An Economic Impact Assessment by the 12J Association of South Africa showed that three times more jobs would be created by Section 12J with no annual limitation than Section 12J with an annual R2.5 million cap.
“Our initial results from the high-level impact assessment show that for R1 million of venture capital investment (in members of the 12J Association) lost due to the introduction of the cap, an average of 5 jobs are lost to the South African economy,” said the Association, in a recent letter to the Finance Minister and the Commissioner of the South African Revenue Service.
“We argue that, in this context, 12J is an effective source of job creation in South Africa, especially in the context of other available incentives and government’s current strategic objectives,” the Association said. Cohen said South Africa’s incentive scheme needs to offer greater, rather than less, encouragement to invest in small business, given the country’s urgent need to create jobs.
How does S12J of the Income Tax Act work?
Investing in a Section 12J company allows investors a 100 percent tax incentive from their tax liability. Section 12J of the Income Tax Act No. 58 of 1962 was legislated by the South African Government to incentivise South African taxpayers to invest in local companies and to receive a tax deduction of up to 100 percent. The entire amount that is invested can be deducted from the investor’s taxable income.

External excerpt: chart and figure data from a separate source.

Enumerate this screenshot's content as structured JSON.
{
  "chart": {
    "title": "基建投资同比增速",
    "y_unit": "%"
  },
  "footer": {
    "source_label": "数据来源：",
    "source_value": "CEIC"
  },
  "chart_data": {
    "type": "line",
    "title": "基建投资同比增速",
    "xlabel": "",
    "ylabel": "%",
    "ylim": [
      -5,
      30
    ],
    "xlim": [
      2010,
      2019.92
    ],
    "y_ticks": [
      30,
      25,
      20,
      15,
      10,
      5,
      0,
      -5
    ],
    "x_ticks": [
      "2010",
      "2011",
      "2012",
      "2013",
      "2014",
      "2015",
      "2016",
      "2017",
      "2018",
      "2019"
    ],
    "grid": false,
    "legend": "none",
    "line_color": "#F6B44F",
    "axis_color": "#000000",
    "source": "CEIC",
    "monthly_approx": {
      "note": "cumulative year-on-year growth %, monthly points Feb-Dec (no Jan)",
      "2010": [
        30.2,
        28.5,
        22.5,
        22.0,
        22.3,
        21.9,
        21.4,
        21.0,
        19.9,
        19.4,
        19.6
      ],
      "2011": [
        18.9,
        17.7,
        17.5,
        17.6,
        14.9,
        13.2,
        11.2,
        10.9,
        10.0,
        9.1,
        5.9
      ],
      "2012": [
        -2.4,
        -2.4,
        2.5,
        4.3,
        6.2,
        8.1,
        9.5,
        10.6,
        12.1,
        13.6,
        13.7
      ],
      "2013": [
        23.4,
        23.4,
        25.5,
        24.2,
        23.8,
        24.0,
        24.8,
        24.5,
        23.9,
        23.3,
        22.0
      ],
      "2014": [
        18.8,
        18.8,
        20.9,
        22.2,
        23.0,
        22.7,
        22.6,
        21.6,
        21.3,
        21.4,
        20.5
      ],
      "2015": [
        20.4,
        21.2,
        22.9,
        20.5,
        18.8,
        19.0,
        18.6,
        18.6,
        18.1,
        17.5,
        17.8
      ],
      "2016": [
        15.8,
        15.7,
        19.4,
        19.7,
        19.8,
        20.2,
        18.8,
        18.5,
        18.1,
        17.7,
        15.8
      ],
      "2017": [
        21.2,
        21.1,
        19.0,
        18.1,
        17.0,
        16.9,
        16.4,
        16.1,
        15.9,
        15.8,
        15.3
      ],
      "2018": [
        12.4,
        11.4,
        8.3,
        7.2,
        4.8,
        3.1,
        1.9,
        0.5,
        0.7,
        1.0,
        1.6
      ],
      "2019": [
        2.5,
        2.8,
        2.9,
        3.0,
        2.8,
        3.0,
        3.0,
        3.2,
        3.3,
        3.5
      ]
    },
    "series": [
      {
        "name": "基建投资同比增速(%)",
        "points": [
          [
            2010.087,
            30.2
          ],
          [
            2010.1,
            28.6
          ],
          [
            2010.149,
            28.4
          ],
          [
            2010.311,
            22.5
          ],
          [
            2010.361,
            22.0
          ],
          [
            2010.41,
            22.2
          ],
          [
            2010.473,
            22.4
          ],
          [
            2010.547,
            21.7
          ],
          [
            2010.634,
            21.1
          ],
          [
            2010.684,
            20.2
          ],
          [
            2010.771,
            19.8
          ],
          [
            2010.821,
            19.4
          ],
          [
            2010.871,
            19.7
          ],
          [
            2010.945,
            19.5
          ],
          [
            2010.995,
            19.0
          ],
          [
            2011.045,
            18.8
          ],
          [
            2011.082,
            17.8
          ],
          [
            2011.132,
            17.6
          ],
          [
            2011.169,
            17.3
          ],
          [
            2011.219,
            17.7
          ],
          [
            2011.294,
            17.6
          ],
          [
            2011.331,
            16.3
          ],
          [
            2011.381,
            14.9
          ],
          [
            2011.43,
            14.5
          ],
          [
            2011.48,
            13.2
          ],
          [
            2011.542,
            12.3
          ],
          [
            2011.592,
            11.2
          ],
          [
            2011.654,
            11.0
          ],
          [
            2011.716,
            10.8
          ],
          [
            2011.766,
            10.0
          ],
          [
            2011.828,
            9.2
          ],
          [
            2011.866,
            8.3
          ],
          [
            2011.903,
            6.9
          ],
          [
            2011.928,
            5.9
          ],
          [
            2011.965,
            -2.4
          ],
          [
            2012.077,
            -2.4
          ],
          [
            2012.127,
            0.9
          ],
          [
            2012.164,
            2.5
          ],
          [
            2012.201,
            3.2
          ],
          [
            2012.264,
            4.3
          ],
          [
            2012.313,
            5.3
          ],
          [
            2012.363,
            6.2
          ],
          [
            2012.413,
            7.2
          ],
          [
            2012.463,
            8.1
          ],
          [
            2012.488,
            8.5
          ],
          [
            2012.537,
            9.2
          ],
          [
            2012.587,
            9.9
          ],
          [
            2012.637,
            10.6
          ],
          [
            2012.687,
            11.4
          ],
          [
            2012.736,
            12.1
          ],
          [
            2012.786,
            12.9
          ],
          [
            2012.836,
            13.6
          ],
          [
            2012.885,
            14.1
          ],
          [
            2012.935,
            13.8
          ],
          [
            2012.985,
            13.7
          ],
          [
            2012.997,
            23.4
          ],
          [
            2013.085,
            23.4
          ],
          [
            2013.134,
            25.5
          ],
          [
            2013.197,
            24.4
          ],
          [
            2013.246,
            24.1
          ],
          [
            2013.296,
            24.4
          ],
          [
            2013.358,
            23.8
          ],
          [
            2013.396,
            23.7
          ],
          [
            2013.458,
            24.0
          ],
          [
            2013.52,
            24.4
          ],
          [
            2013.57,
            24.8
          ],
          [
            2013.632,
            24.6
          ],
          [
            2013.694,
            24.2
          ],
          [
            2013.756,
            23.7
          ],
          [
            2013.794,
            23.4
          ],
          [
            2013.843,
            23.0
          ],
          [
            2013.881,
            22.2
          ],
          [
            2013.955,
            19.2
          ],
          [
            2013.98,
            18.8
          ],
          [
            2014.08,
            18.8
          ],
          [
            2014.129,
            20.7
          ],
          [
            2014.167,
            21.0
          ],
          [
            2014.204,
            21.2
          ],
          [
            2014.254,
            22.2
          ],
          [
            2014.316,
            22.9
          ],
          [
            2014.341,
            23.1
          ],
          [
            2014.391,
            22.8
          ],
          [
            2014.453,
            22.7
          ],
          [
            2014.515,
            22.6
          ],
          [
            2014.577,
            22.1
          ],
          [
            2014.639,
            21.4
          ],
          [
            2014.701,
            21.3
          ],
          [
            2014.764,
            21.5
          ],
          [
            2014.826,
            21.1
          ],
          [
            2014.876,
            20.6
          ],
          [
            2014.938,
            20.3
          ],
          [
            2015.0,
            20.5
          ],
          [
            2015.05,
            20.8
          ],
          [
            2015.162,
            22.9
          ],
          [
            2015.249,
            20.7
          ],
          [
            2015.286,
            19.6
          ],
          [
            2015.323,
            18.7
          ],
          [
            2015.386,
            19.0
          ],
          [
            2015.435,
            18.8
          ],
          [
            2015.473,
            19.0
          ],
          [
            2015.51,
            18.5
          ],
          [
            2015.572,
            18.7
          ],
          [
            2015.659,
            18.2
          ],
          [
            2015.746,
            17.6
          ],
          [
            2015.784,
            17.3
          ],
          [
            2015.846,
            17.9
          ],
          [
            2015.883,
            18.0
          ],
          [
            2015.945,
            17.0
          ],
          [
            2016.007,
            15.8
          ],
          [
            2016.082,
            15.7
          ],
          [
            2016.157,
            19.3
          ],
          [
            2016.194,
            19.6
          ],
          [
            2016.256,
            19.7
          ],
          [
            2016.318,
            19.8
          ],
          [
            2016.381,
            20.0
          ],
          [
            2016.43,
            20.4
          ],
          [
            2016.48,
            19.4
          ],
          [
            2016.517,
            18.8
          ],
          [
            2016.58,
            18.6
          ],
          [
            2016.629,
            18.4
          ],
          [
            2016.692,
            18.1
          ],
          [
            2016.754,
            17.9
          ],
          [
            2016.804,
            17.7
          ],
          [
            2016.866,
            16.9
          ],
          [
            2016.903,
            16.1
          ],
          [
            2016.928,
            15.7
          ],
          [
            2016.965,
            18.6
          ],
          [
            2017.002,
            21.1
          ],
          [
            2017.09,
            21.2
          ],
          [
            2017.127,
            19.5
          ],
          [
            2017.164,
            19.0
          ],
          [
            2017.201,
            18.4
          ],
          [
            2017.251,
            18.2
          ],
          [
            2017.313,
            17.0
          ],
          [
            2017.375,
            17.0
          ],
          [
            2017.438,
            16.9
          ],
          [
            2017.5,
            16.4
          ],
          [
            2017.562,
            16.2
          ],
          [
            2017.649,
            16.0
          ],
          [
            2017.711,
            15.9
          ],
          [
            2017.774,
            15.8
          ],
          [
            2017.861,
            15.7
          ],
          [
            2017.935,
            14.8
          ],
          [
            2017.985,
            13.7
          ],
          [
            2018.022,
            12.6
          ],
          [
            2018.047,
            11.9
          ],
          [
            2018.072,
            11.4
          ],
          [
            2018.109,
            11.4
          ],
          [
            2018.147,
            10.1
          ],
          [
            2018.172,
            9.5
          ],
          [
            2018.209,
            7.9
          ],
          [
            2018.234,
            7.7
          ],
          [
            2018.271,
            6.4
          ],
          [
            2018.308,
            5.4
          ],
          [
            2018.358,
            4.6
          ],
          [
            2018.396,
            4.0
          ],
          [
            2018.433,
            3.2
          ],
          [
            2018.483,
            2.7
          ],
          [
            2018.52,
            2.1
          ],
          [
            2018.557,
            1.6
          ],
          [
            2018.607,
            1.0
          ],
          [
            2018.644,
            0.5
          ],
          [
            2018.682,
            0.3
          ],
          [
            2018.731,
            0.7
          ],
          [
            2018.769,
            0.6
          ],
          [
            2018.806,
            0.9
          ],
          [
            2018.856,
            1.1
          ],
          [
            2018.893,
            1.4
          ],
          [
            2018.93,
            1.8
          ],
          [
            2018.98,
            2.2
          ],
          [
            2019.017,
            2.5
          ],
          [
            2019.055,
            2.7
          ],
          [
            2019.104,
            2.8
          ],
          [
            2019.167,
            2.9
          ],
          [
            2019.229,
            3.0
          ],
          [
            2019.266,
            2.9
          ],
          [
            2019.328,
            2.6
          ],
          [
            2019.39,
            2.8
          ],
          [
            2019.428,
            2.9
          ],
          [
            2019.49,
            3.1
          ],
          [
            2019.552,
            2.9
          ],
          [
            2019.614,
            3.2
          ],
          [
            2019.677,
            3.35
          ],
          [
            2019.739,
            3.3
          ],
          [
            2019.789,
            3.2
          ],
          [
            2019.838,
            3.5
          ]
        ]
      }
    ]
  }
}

Approved VCCs such as Optomise, provide the opportunity to invest in approved S12J compliant companies. Once the funds have been received by Optomise, the equity finance is invested into the S12J companies and the investor is issued with an S12J tax certificate and their venture capital shares. This will include the name of the taxpayer, the year in which the investment was made, the amount of the investment made, and the tax registration number of the taxpayer. The tax certificate will provide the investor with a 100 percent tax deduction for the funds invested for that tax year.